One of the many joys of boat ownership is “fixin’ stuff”. In my opinion there are two types of boaters in this world, those that fix their own boats and those who pay people to fix their boats. Of course, the implied constant here is boats will always need fixing. And, guess what, they do. I fall into the category of those who fix their own stuff, or at least I try to as much as I can. This is in part because I’m generally cheap by nature but mostly because I enjoy doing it. I find a great deal of joy in fixing our stuff. And, I also get a great sense of self satisfaction when I can make a repair without the need for a replacement part or help from a professional (help from another knowledgeable boater is perfectly acceptable). For me, a good portion of the fun is trying to figure stuff out, how it works, and what is wrong with it. This takes patience. I am truly blessed to have lots of patience. I have not always been this way. I believe being a sailor has taught me patience. About the only thing I do not have patience for is incompetent people. This could easily turn into being a rant so, I stop here on this topic.
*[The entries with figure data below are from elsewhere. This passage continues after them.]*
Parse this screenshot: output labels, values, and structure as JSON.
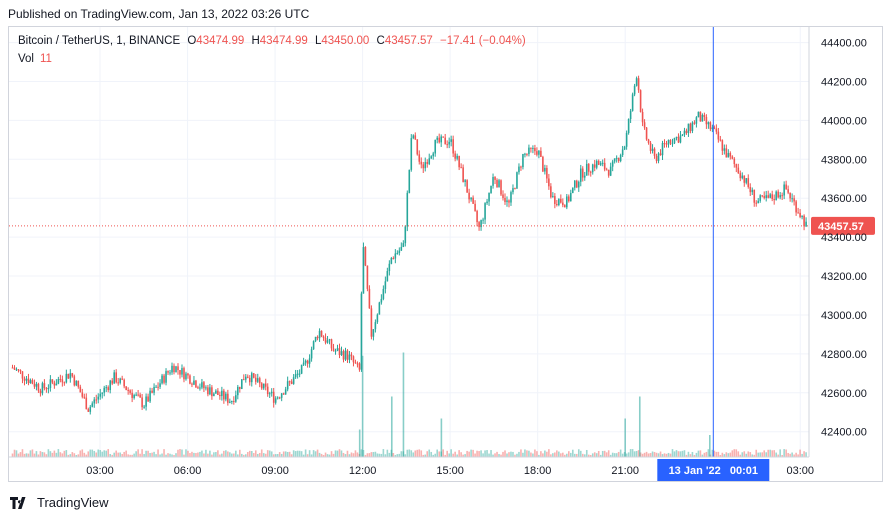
{
  "header": {
    "published": "Published on TradingView.com, Jan 13, 2022 03:26 UTC"
  },
  "legend": {
    "symbol": "Bitcoin / TetherUS, 1, BINANCE",
    "o_label": "O",
    "o": "43474.99",
    "h_label": "H",
    "h": "43474.99",
    "l_label": "L",
    "l": "43450.00",
    "c_label": "C",
    "c": "43457.57",
    "change": "−17.41 (−0.04%)",
    "vol_label": "Vol",
    "vol": "11"
  },
  "footer": {
    "brand": "TradingView",
    "logo_icon": "tradingview-logo-icon"
  },
  "colors": {
    "up": "#26a69a",
    "down": "#ef5350",
    "crosshair": "#2962ff",
    "price_label": "#ef5350"
  },
  "chart_data": {
    "type": "candlestick",
    "symbol": "Bitcoin / TetherUS",
    "interval": "1",
    "exchange": "BINANCE",
    "y_ticks": [
      "42400.00",
      "42600.00",
      "42800.00",
      "43000.00",
      "43200.00",
      "43400.00",
      "43600.00",
      "43800.00",
      "44000.00",
      "44200.00",
      "44400.00"
    ],
    "x_ticks": [
      "03:00",
      "06:00",
      "09:00",
      "12:00",
      "15:00",
      "18:00",
      "21:00",
      "03:00"
    ],
    "ylim": [
      42270,
      44480
    ],
    "last_price": 43457.57,
    "last_price_label": "43457.57",
    "crosshair_label": "13 Jan '22   00:01",
    "crosshair_hour": 24.02,
    "series_hours": [
      0.0,
      1.0,
      2.0,
      2.6,
      3.5,
      4.5,
      5.5,
      6.5,
      7.5,
      8.0,
      9.0,
      10.0,
      10.5,
      11.0,
      11.5,
      11.9,
      12.0,
      12.3,
      13.0,
      13.4,
      13.7,
      14.0,
      14.5,
      15.0,
      15.5,
      16.0,
      16.5,
      17.0,
      17.5,
      18.0,
      18.5,
      19.0,
      19.5,
      20.0,
      20.5,
      21.0,
      21.4,
      21.6,
      22.0,
      22.5,
      23.0,
      23.5,
      24.0,
      24.5,
      25.0,
      25.5,
      26.0,
      26.5,
      27.0,
      27.2
    ],
    "series_prices": [
      42730,
      42620,
      42700,
      42520,
      42680,
      42540,
      42740,
      42630,
      42560,
      42700,
      42570,
      42730,
      42920,
      42820,
      42790,
      42710,
      43380,
      42900,
      43300,
      43350,
      43950,
      43750,
      43880,
      43900,
      43680,
      43440,
      43720,
      43560,
      43820,
      43850,
      43600,
      43580,
      43730,
      43780,
      43740,
      43880,
      44250,
      43960,
      43800,
      43900,
      43920,
      44020,
      43950,
      43820,
      43720,
      43580,
      43600,
      43650,
      43520,
      43460
    ],
    "volume_spikes_hours": [
      11.9,
      12.0,
      13.0,
      13.4,
      14.7,
      21.0,
      21.5,
      23.9
    ],
    "volume_spikes_frac": [
      0.25,
      0.92,
      0.55,
      0.95,
      0.35,
      0.35,
      0.55,
      0.2
    ]
  }
}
Water-Melon, our previous boat, was built in Taiwan. It was an old boat when we bought it and we owned her for 18 years, or so. She was definitely up there in boat years. The one thing Water-Melon taught me was, never hit anything with a hammer unless I was really sure of the outcome. And, I mean really sure. On the few occasions I needed to hit something with a hammer, Murphy showed up and an undesired outcome transpired. Then came the joy of having to find a replacement part for a 30 year old Taiwanese boat began. I cannot begin to tell you how many hours I have roamed little stores (pre-internet) for specialty parts. Did you know in Corpus Christi Texas there is a store that only sells springs? They have just about every spring made of every material you can imagine. Ask me how I know this.
This week on Cream Puff was spent fixing stuff. Nothing major to fix, just general puttering around. I use the opportunity of fixing, servicing or cleaning something to learn all about the boat. There will be a time when Cindy and I will be in the middle of nowhere and we’ll need to make a repair. I am filling the little gray cells with how the components of the boat all work, how they are wired or plumbed and where they go. Most people have heard the saying; a boat is a hole in the water into which one throws money. I tend to think of a boat as a living being whose sole purpose is constantly try to self destruct. Boats are remarkably efficient at self destruction. This is one of the core truths of our universe. Our job is to slow the self destruction process as much as possible. Can were ever stop it? Nope. We just hinder it the best we can. Once on Water Melon, Cindy and I were off-shore a few miles and we both noticed a new sound. New sounds are seldom a result of a good thing on boats. Something was definitely amiss. The boat passing over the water somehow sounded different. We both knew the sound we heard was not normal. We had this boat long enough that we know every aspect and new sounds were always concerning. New sounds normally arrived at four in the morning but this one decided to show up on a nice sunny afternoon. We started to hunt in the nooks and crannies below the floor and we found a through-hull valve was broken and water was coming in. We were filling up with water. This is not a good thing on a boat. We heard the water before the auto bilge pump kicked in. We had to think quickly. If we took on more water than the pump could handle, well the outcome would be the boat wins the self destruction final round. The quick repair was very creative and consisted of a coozy and duck-tape amongst other materials. The Apollo 13 crew would have been proud of us. It proved to be efficient enough to get us back to the dock safely and make a more permanent repair. Our goal is to know Cream Puff as well as we knew Water Melon. No doubt that Cream Puff is planning a sneak attack as I write this.